«Ha difeso la dignità, i diritti dei popoli e la costruzione di una pace vera». Così il cardinale Felipe Arizmendi Esquivel, vescovo emerito di San Cristóbal de las Casas, in Messico, ha ricordato il gesuita Marcelo Perez, freddato domenica 20 ottobre con numerosi colpi di arma da fuoco. Il suo impegno per i diritti delle comunità indigene del Chapas
Con la scomparsa del gesuita padre Marcelo Perez, il Messico perde un simbolo della lotta per i diritti delle comunità indigene. Padre Pérez è stato ucciso a colpi di arma da fuoco il 20 ottobre a San Cristóbal de las Casas, storica città del Chiapas – l’area più povera del Messico – mentre dopo la Messa delle sette di mattina, si recava nella parrocchia di Guadalupe. Guidava un furgone bianco viaggiando da solo. È stato colpito da numerosi colpi di arma da fuoco che hanno fermato una vita fatta di fede, attivismo, marce, proteste e denunce. Tutto per i poveri del Chiapas, gli indigeni del sud del Paese.
Il sacerdote apparteneva all’etnia tzotzil. A causa delle molte denunce fatte per difendere la dignità delle popolazioni indigene, aveva subito numerose minacce. Nonostante il pericolo, tuttavia, viaggiava senza scorta. Pérez era un attivista riconosciuto nella regione di Los Altos, dove era nato, e da sempre era impegnato nel portare pace nei conflitti delle comunità represse da narcos e latifondisti.
Il cardinale Felipe Arizmendi Esquivel, vescovo emerito di San Cristóbal de las Casas e voce libera che per anni ha servito la Chiesa degli ultimi, specialmente in Chiapas, ha denunciato la crescita di potere della criminalità organizzata nel territorio dove viveva padre Marcelo, richiamando il governo alle sue responsabilità.

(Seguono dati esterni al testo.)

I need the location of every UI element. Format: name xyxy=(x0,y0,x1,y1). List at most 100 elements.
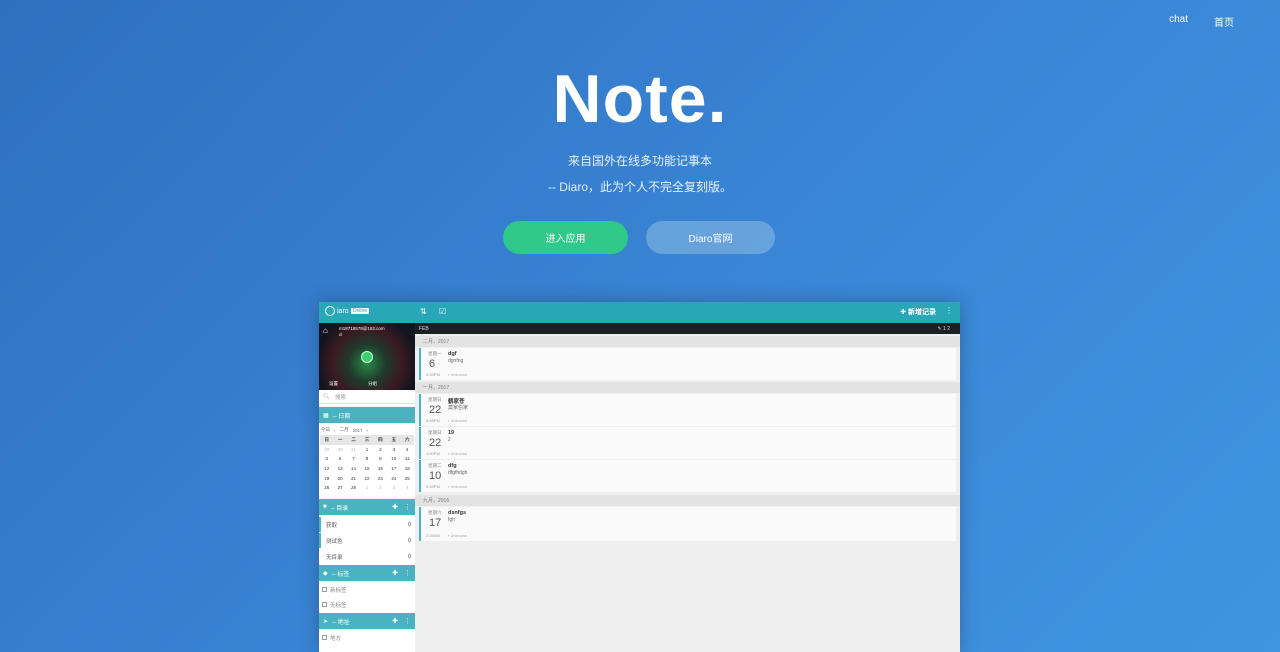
home-icon[interactable]: ⌂ xyxy=(323,326,328,335)
prev-month-icon[interactable]: ‹ xyxy=(334,428,336,433)
calendar-day[interactable]: 2 xyxy=(374,447,387,452)
hero-subtitle-2: -- Diaro，此为个人不完全复刻版。 xyxy=(547,180,732,194)
tag-checkbox[interactable] xyxy=(322,587,327,592)
entry-weekday: 星期日 xyxy=(428,397,442,402)
calendar-day[interactable]: 23 xyxy=(374,476,387,481)
more-menu-icon[interactable]: ⋮ xyxy=(945,306,953,315)
folder-count: 0 xyxy=(407,521,411,528)
app-brand-badge: Online xyxy=(350,308,370,314)
calendar-day[interactable]: 10 xyxy=(387,456,400,461)
diaro-site-button[interactable]: Diaro官网 xyxy=(646,221,775,254)
calendar-day[interactable]: 30 xyxy=(333,447,346,452)
calendar-day[interactable]: 9 xyxy=(374,456,387,461)
app-preview: iaro Online ⇅ ☑ ✚ 新增记录 ⋮ ⌂ m18718579@163… xyxy=(319,302,960,652)
entry-card[interactable]: 星期日 22 1:50PM 19 2 ▪ Unknown xyxy=(419,427,956,459)
calendar-section-header[interactable]: ▦ -- 日期 xyxy=(319,407,415,423)
locations-menu-icon[interactable]: ⋮ xyxy=(404,617,411,625)
next-month-icon[interactable]: › xyxy=(367,428,369,433)
sidebar: ⌂ m18718579@163.com cl 设置 分组 🔍︎ 搜索 ▦ -- … xyxy=(319,323,415,652)
calendar-day[interactable]: 29 xyxy=(320,447,333,452)
calendar-day[interactable]: 12 xyxy=(320,466,333,471)
weekday-label: 一 xyxy=(337,436,343,442)
tags-menu-icon[interactable]: ⋮ xyxy=(404,569,411,577)
add-tag-icon[interactable]: ✚ xyxy=(392,569,398,577)
app-toolbar: iaro Online ⇅ ☑ ✚ 新增记录 ⋮ xyxy=(319,302,960,323)
folder-name: 无目录 xyxy=(326,554,343,561)
sort-icon[interactable]: ⇅ xyxy=(420,307,427,316)
folders-section-header[interactable]: ■ -- 目录 ✚ ⋮ xyxy=(319,499,415,515)
location-checkbox[interactable] xyxy=(322,635,327,640)
calendar-day[interactable]: 3 xyxy=(387,485,400,490)
entry-meta: ▪ Unknown xyxy=(448,484,468,489)
calendar-day[interactable]: 1 xyxy=(360,485,373,490)
year-select[interactable]: 2017 xyxy=(353,428,363,433)
weekday-label: 四 xyxy=(378,436,383,442)
calendar-day[interactable]: 13 xyxy=(333,466,346,471)
folder-item[interactable]: 获取 0 xyxy=(319,517,415,532)
calendar-day[interactable]: 26 xyxy=(320,485,333,490)
profile-email-line-2: cl xyxy=(339,332,343,337)
nav-home-link[interactable]: 首页 xyxy=(1214,14,1234,29)
folder-item[interactable]: 无目录 0 xyxy=(319,549,415,564)
calendar-day[interactable]: 27 xyxy=(333,485,346,490)
calendar-day[interactable]: 2 xyxy=(374,485,387,490)
calendar-day[interactable]: 4 xyxy=(401,485,414,490)
entry-title: dfg xyxy=(448,463,457,469)
calendar-day[interactable]: 14 xyxy=(347,466,360,471)
entry-weekday: 星期六 xyxy=(428,510,442,515)
entry-list-header-label: FEB xyxy=(419,325,429,332)
entry-card[interactable]: 星期六 17 2:29AM dsnfgs fgh ▪ Unknown xyxy=(419,507,956,541)
calendar-day[interactable]: 28 xyxy=(347,485,360,490)
calendar-day[interactable]: 31 xyxy=(347,447,360,452)
calendar-day[interactable]: 6 xyxy=(333,456,346,461)
sidebar-search[interactable]: 🔍︎ 搜索 xyxy=(319,390,415,404)
calendar-day[interactable]: 25 xyxy=(401,476,414,481)
entry-card[interactable]: 星期日 22 5:58PM 鹤家苍 莫家伯家 ▪ Unknown xyxy=(419,394,956,426)
calendar-day[interactable]: 16 xyxy=(374,466,387,471)
tag-item[interactable]: 新标签 xyxy=(319,582,415,597)
entry-list-header: FEB ✎ 1 2 xyxy=(415,323,960,334)
calendar-day[interactable]: 4 xyxy=(401,447,414,452)
calendar-day[interactable]: 22 xyxy=(360,476,373,481)
calendar-day[interactable]: 24 xyxy=(387,476,400,481)
entry-card[interactable]: 星期一 6 3:33PM dgf dgnfng ▪ Unknown xyxy=(419,348,956,380)
tag-checkbox[interactable] xyxy=(322,602,327,607)
calendar-day[interactable]: 11 xyxy=(401,456,414,461)
add-folder-icon[interactable]: ✚ xyxy=(392,503,398,511)
calendar-day[interactable]: 21 xyxy=(347,476,360,481)
folders-menu-icon[interactable]: ⋮ xyxy=(404,503,411,511)
enter-app-button[interactable]: 进入应用 xyxy=(503,221,628,254)
locations-section-header[interactable]: ➤ -- 地址 ✚ ⋮ xyxy=(319,613,415,629)
calendar-day[interactable]: 19 xyxy=(320,476,333,481)
month-select[interactable]: 二月 xyxy=(340,427,349,433)
entry-title: dgf xyxy=(448,351,457,357)
calendar-day[interactable]: 17 xyxy=(387,466,400,471)
logo-circle-icon xyxy=(325,306,335,316)
entry-card[interactable]: 星期二 10 9:49PM dfg dfgfhdgh ▪ Unknown xyxy=(419,460,956,492)
calendar-day[interactable]: 1 xyxy=(360,447,373,452)
calendar-day[interactable]: 7 xyxy=(347,456,360,461)
new-record-button[interactable]: ✚ 新增记录 xyxy=(900,307,936,317)
calendar-day[interactable]: 18 xyxy=(401,466,414,471)
location-item[interactable]: 地方 xyxy=(319,630,415,645)
folder-item[interactable]: 测试色 0 xyxy=(319,533,415,548)
tag-item[interactable]: 无标签 xyxy=(319,597,415,612)
weekday-label: 三 xyxy=(364,436,370,442)
tags-section-header[interactable]: ◆ -- 标签 ✚ ⋮ xyxy=(319,565,415,581)
calendar-day[interactable]: 20 xyxy=(333,476,346,481)
add-location-icon[interactable]: ✚ xyxy=(392,617,398,625)
locations-section-label: -- 地址 xyxy=(332,619,350,626)
locations-actions: ✚ ⋮ xyxy=(392,617,411,625)
profile-settings-link[interactable]: 设置 xyxy=(329,381,338,387)
profile-group-link[interactable]: 分组 xyxy=(368,381,377,387)
nav-chat-link[interactable]: chat xyxy=(1169,14,1188,29)
calendar-day[interactable]: 15 xyxy=(360,466,373,471)
calendar-day[interactable]: 5 xyxy=(320,456,333,461)
entry-list: FEB ✎ 1 2 二月，2017 星期一 6 3:33PM dgf dgnfn… xyxy=(415,323,960,652)
entry-time: 5:58PM xyxy=(426,418,440,423)
today-button[interactable]: 今日 xyxy=(321,427,330,433)
calendar-day[interactable]: 8 xyxy=(360,456,373,461)
calendar-day[interactable]: 3 xyxy=(387,447,400,452)
multi-select-icon[interactable]: ☑ xyxy=(439,307,446,316)
month-header: 一月，2017 xyxy=(415,382,960,393)
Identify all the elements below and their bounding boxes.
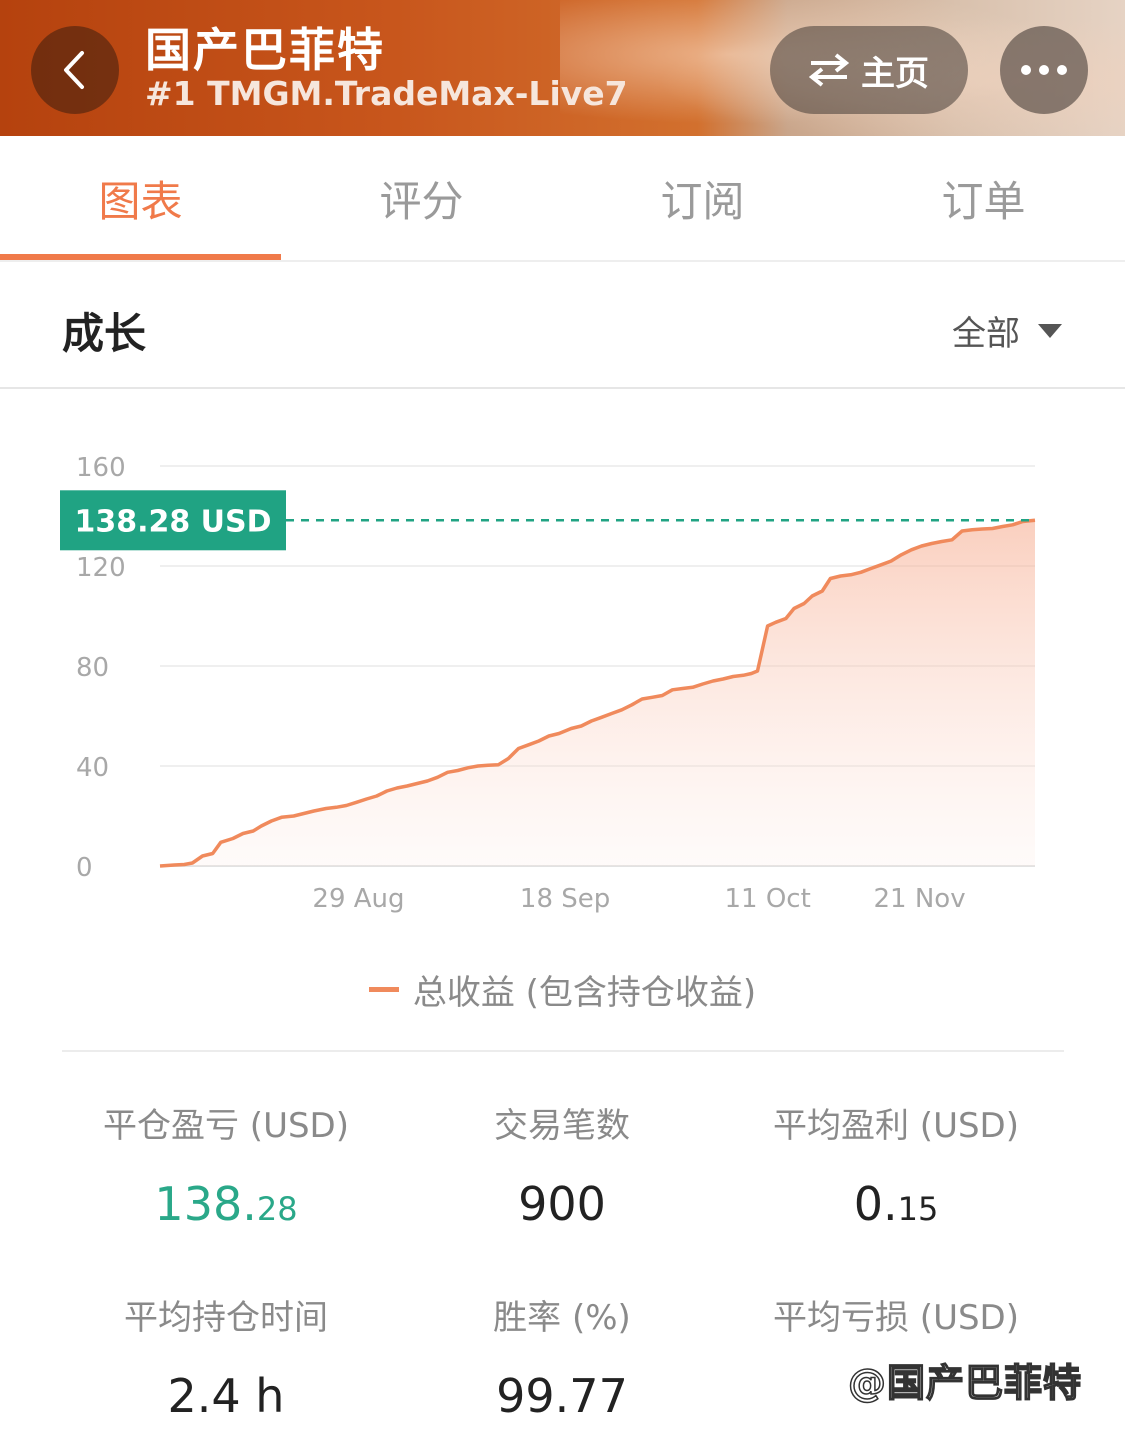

Il sacerdote ammazzato era uno dei primi indigeni ordinati dal cardinal Arizmendi: era il 6 aprile 2002. «Si è sempre impegnato per la giustizia e la pace tra i popoli originri, soprattutto nella comunità di Simojovel, accompagnando le vittime della violenza nell’area rurale di Pantelhó, in Chiapas» ha ricordato nell’omelia il cardinale che, assieme ad altri vescovi e sacerdoti, ha voluto essere presente all’ultimo saluto. Sfaldamento sociale, distruzione della famiglia, impunità sono il campo in cui il crimine spazia indisturbato in tutto il Messico, ha denunciato Arizmendi.
Una folla numerosa ha partecipato ai funerali di padre Perez, da sempre accanto ai poveri contadini, ai senza terra, e a chi era stato deportato e non aveva più casa. Nei vari conflitti tra le popolazioni causati dai gruppi dei narcos per il controllo dei territori, padre Marcelo ha seguito personalmente le famiglie che, in fuga dalle bande armate, si rifugiavano nei campi, nelle grotte, in baracche senza luce e acqua per fuggire, anche di notte, dagli scontri armati.
«Che il suo sacrificio non sia vano, ma ci spinga a lavorare con maggiore efficacia per la costruzione di una società più giusta, pacifica e fraterna, in Chiapas e in tutto il Paese, fedeli al messaggio del Vangelo che padre Marcelo ha predicato con la sua vita e la sua morte». Così lo ha voluto ricordate la Cem, la conferenza dei vescovi messicani.
«Padre Marcelo è stato per decenni un simbolo di resistenza per le comunità povere, difendendo la dignità, i diritti dei popoli e la costruzione di una pace vera. Il suo impegno per la giustizia e la solidarietà lo hanno reso un punto di riferimento per coloro che anelano a un futuro senza violenza o oppressione. Rifiutiamo qualsiasi tentativo di minimizzare questi episodi come casi isolati. Il crimine organizzato ha seminato paura e dolore in diverse regioni del Paese, e il Chiapas non fa eccezione. Facciamo un appello alle autorità affinché rispondano con fermezza e ripristinino l’ordine e lo stato di diritto». Così i gesuiti del Messico hanno condannato l’ondata crescente di violenza che affligge il Paese. Il Sud in particolare è funestato non solo da omicidi, ma anche dal reclutamento forzato di persone, rapimenti, minacce e saccheggi delle risorse naturali.
Il parroco ucciso, oltre alla ricerca della pace, denunciava l’aumento nell’uso delle droghe e dell’alcolismo. Attivista negli Altos del Chiapas, padre Marcelo, era stato anche mediatore tra le autorità e i gruppi armati. Amante della natura, sapeva di vivere in un luogo meraviglioso, una terra che ha difeso fino a offrire la vita.